In his 1973 song, Paul Simon, after reflecting on all the crap he learned in high school, pleaded with his mama not to take his Kodachrome away. Fortunately for us, the three featured photographers who spoke at Bainbridge Arts & Crafts on Saturday, January 4, had sufficient film to encompass a combined 100 years of creativity. Art Grice, Kay Walsh and Joel Sackett shared some very honest insights into the world of photography, each from their unique perspective.
Art expressed his belief that people take photographs to remember and record things. As someone who made his living with a camera, he’s now at a point in life where he can be less consumed with the next assignment and more focused on simply being where he is, soaking it all in.
Kay began doing landscape photography twenty years ago after a successful career as a scientist followed by several years sailing the ocean with her husband. She said that spending so much time living on the water experiencing the motion and interaction of the sea helped her learn to really see her surroundings. She transferred this insight onto the natural earthbound landscapes she now enjoys shooting.
For Joel, his professional and personal photographic experience has been all about self-discovery. His goal is to take himself out of the picture and capture the reality around him, especially here on Bainbridge Island. He spoke of an early experience on a travel magazine assignment in the Gobi Desert where he learned to physically survive by emulating his local guides who drank vodka, ate Spam stew every day and didn’t bathe. He also collected animal dung to start campfires. And so, he unwittingly set a new standard for photographic success — vodka, Spam, dirt and dung!
Interesting discussions arose regarding the art form of photography.

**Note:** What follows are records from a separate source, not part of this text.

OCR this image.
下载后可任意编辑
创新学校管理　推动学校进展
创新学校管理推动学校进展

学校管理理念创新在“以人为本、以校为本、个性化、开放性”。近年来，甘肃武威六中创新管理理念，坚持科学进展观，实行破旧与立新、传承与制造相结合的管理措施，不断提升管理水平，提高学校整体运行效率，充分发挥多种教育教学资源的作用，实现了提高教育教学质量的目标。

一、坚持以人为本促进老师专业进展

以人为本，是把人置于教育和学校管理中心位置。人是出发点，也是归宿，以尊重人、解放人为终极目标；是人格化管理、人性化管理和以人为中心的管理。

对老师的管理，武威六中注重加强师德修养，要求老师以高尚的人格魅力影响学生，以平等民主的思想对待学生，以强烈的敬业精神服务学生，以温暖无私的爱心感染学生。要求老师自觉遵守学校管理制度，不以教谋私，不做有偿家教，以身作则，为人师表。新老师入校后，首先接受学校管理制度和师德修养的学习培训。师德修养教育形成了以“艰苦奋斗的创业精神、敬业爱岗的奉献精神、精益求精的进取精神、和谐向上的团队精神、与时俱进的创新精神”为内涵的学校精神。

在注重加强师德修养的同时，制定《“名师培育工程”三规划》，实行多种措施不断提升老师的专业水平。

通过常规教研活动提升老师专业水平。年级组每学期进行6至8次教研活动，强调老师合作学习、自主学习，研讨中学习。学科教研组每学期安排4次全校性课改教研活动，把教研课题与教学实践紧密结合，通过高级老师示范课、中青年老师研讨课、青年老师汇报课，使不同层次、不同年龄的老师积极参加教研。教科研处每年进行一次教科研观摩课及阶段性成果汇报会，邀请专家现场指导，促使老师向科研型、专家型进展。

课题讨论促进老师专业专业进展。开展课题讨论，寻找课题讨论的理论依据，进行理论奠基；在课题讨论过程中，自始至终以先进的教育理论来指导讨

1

When asked whether there was a point in time when photoshop-adjusted photos were no longer considered legitimate photography, the three artists concluded that the subject was of suspect value and probably unanswerable.
Finally, several people expressed opinions on ways to determine whether a photograph is “fine art.” The consensus seemed to be that fine art is highly subjective and, in many cases, a label only of interest to museums, galleries and those who are willing to pay big money for it.
The artists closed by expressing appreciation to Bainbridge Arts & Crafts for having a monthly exhibit entirely comprised of photographs. As someone who used to sell photos at the gallery more than 10 years ago, I really enjoyed seeing these beautiful pieces of “fine art” on the walls!
So, Mama, thanks for not taking their Kodachrome — and in Kate and Joel’s case, black-and-white film — away!